Schrum: In CAR T cell therapy, the persistence of CAR T cells is very important. For them to stick around in the body for a long period of time and still be able to act is of the utmost importance not only for tumor regression, but for ideally preventing the tumor from coming back or repopulating. There are a variety of different ways that these T cells could in theory become dysfunctional, which leads to exhaustion as it's known; but probably the biggest 2 are prolonged antigen stimulation and previous exposure to lymphotoxic therapies.
The first of these, prolonged antigen stimulation, has a lot of different ways that it can happen. The most prominent antigens that we think of that might play a role here that a lot of folks watching this and reading this probably will have heard of, are PD1 and CTLA4. And the reason that so many people know of these is that these are both targetable antigens. So, there are a lot of studies that have been done and are ongoing using, for example, PD1 and PD-L1 inhibitors to see if that can actually help play a role in terms of long term CAR T cell persistence.
The other portion that I mentioned is increased number of previous lines of lymphotoxic therapy. And the data for this is pretty good. The number of lines or the amount of lymphotoxic therapy that a patient has seen in the past can substantially affect memory T cells, which, when CAR T is being made, a portion of those cells are memory T cells. And so, if there's a lower quantity or more dysfunctional memory T cells that are being used to manufacture CAR T cells, the actual CAR T product can be affected and have lower persistence.
Pharmacy Times: What have been the key findings from recent clinical trials focused on CAR T cell therapy resistance? Can you speak to your experience working in clinical trials?
Schrum: I think the most important paper that's been published recently, that has not gotten enough press, is a paper that was published in Nature Medicine in January of this year by Fred Locke [Frederick Locke, MD, medical oncologist and translational researcher in the Department of Blood and Marrow Transplant and Cellular Immunotherapy at Moffitt Cancer Center] and his group that does a fantastic job of demonstrating the effect of the tumor microenvironment and its effect on CAR T cell response. So, while it's not necessarily a clinical trial for a new agent or augmentation of agents, I think they did a nice job of showing ways that we might be able to better structure how we're approaching these patients, whether it's on workup, diagnostics, or even when we're thinking about line of therapy.
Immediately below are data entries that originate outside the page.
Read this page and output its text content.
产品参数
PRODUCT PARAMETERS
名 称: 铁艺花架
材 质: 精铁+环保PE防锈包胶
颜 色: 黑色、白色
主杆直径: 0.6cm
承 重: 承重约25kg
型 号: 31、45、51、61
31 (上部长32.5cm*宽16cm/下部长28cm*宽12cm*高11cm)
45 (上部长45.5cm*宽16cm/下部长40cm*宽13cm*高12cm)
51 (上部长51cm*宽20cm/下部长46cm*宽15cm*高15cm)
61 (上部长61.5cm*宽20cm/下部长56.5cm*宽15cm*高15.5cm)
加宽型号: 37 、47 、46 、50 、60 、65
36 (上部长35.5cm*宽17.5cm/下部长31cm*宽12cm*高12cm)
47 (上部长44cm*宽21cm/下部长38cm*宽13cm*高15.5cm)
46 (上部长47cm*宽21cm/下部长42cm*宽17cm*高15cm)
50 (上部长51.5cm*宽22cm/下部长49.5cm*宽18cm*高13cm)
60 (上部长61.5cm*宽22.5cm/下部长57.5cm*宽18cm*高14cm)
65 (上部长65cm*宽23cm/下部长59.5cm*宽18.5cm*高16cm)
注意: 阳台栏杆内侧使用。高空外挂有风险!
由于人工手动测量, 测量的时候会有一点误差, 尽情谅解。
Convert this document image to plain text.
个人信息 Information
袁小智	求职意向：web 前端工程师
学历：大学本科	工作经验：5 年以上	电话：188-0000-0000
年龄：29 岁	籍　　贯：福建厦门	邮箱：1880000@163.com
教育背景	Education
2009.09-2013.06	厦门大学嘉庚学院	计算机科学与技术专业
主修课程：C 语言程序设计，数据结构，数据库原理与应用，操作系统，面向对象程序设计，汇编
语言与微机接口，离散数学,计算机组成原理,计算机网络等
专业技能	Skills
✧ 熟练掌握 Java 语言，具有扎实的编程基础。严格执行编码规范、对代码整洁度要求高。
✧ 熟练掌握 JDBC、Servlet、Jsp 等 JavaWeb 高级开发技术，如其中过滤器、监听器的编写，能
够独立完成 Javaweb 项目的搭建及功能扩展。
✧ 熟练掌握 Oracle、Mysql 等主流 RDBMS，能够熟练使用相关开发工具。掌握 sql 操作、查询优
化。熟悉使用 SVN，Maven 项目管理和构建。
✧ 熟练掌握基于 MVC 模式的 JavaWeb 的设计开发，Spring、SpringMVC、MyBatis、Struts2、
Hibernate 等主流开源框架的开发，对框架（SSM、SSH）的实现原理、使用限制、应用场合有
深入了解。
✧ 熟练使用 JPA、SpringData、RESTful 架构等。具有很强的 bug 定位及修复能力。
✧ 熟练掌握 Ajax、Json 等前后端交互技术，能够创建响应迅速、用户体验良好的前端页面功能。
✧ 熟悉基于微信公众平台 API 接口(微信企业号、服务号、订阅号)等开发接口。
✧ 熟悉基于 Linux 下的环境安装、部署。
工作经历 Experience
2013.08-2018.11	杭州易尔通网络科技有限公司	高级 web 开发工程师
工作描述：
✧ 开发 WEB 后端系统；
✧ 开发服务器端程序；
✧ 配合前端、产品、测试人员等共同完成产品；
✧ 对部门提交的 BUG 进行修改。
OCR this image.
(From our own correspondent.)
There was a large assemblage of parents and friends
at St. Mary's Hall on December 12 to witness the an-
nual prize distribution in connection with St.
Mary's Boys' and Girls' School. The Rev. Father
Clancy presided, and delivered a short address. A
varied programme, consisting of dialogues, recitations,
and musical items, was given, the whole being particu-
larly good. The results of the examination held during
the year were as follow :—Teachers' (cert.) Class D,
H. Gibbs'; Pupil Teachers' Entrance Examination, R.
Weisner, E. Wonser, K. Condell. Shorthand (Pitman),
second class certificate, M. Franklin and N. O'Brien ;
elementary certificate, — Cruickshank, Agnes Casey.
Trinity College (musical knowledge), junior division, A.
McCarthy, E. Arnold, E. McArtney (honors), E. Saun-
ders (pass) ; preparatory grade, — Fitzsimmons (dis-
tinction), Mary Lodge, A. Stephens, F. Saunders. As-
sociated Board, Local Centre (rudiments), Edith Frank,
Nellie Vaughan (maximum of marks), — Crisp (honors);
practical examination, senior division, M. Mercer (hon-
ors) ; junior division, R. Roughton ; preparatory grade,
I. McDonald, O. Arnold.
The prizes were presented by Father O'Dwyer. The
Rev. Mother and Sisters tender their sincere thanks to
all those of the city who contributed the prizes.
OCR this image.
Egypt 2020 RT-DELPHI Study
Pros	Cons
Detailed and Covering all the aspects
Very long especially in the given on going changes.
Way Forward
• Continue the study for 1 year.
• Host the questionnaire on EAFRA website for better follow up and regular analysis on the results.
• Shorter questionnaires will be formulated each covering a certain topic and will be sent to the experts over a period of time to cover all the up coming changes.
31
What they looked at was the tumor microenvironment characteristics of the patients from ZUMA-7, which was the use of [axicabtagene ciloleucel] [Yescarta; Gilead Sciences, Inc] in the second line setting, and the association of these characteristics with response to CAR T versus standard of care. I thought they were able to do a very nice job of demonstrating the important tumor microenvironment factors that played a role in a response to standard of care versus [axicabtagene ciloleucel] in that second line setting. But what they were also able to demonstrate is they didn't just reinforce the findings in ZUMA-7 that [axicabtagene ciloleucel] can be used in the second line setting like it's now approved, but really that it should be used instead of standard of care. And this is all based on the fact that the tumor microenvironment, as you have more exposure to lymphotoxic therapies, actually changes and becomes less responsive to CAR T. So, use of CAR T up-front in that second line setting or even earlier, as we'll see maybe in future studies, has a higher benefit than if it's used later in lines.